Data from the poster titled Selective activation of antigen presenting cells by exoSTING enhances tumor antigen-specific immune response (P666) will be presented on Saturday, November 9th.
About exoIL-12
exoIL-12 is a precision engineered exosome therapeutic candidate expressing IL-12 on the surface of the exosome by molecular fusion to Codiak’s proprietary scaffold protein, PTGRFN. Developed via Codiak’s proprietary engEx Platform, exoIL-12 is designed to target T-cells and Natural Killer cells and induce systemic anti-tumor immunity. Data from Codiak’s preclinical studies suggest that when administered intratumorally, exoIL-12 is retained in the tumor microenvironment, thus resulting in potent anti-tumor immunity and an improved toxicity profile compared to recombinant IL-12. Codiak plans to begin its first Phase 1/2 clinical trial for exoIL-12 initially in patients with Cutaneous T-Cell Lymphoma in the second half of 2020.
About exoSTING
exoSTING is a precision engineered exosome therapeutic candidate that is surface engineered with the protein PTGFRN, and luminally loaded with a proprietary, potent small molecule STING (stimulator of interferon genes) agonist.

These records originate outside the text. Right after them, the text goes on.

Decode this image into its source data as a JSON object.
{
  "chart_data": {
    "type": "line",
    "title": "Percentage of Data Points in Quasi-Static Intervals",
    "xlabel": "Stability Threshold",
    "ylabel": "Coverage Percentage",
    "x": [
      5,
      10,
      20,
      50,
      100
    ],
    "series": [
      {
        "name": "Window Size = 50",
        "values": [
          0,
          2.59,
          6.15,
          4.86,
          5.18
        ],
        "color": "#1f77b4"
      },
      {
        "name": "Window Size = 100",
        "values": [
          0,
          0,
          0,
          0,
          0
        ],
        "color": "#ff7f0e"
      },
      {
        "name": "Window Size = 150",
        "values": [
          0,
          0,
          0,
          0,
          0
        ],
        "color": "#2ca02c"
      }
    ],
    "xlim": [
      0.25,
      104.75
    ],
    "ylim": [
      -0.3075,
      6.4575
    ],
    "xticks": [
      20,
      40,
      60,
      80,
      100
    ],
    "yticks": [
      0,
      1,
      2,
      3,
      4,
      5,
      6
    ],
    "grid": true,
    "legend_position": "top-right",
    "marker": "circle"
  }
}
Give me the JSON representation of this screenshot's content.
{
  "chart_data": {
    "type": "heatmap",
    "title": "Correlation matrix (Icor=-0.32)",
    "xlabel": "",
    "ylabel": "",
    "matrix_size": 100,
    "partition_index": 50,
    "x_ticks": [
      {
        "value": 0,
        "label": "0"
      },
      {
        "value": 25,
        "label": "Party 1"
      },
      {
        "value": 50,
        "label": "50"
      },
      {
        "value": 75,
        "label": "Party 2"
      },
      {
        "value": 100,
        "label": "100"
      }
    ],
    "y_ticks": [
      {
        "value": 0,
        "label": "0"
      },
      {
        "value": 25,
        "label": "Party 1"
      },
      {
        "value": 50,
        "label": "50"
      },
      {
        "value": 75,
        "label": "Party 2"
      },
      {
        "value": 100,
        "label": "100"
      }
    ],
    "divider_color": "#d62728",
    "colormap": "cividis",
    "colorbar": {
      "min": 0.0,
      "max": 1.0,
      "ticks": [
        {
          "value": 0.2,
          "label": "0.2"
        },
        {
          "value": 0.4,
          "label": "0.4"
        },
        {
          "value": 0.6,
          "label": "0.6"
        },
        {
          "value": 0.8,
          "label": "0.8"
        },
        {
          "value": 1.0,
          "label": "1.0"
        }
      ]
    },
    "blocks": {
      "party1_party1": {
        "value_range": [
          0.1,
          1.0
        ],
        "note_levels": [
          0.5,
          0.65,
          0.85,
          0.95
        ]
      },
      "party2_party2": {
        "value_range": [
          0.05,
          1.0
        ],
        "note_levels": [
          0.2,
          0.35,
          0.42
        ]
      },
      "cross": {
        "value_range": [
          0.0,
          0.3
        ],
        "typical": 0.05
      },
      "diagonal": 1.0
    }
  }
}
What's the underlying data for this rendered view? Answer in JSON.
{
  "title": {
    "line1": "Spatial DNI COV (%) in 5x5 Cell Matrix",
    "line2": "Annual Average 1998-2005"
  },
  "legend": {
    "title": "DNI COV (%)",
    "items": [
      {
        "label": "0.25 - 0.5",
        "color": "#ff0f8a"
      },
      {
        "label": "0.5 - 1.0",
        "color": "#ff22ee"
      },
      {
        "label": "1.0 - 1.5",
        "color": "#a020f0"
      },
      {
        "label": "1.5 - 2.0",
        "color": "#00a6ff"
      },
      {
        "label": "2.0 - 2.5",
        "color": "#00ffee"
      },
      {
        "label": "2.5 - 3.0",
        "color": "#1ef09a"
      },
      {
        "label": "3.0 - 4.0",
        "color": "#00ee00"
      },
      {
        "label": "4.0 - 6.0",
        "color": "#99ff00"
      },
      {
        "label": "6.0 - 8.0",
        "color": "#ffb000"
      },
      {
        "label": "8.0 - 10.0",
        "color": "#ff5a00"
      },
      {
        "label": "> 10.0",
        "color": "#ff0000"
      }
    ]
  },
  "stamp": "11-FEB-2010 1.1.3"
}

Developed via Codiak’s proprietary engEx Platform, exoSTING is designed to selectively activate the STING pathway in tumor-resident antigen presenting cells (APCs) and attract and expand immune effector cells in the tumor microenvironment. Data from Codiak’s preclinical studies suggest that when administered intratumorally, exoSTING generates potent, targeted and sustained anti-tumor immunity in numerous preclinical models without systemic elevation of inflammatory cytokines. Codiak plans to initiate its first Phase 1/2 clinical trial for exoSTING in patients with a select group of solid tumors in the first half of 2020.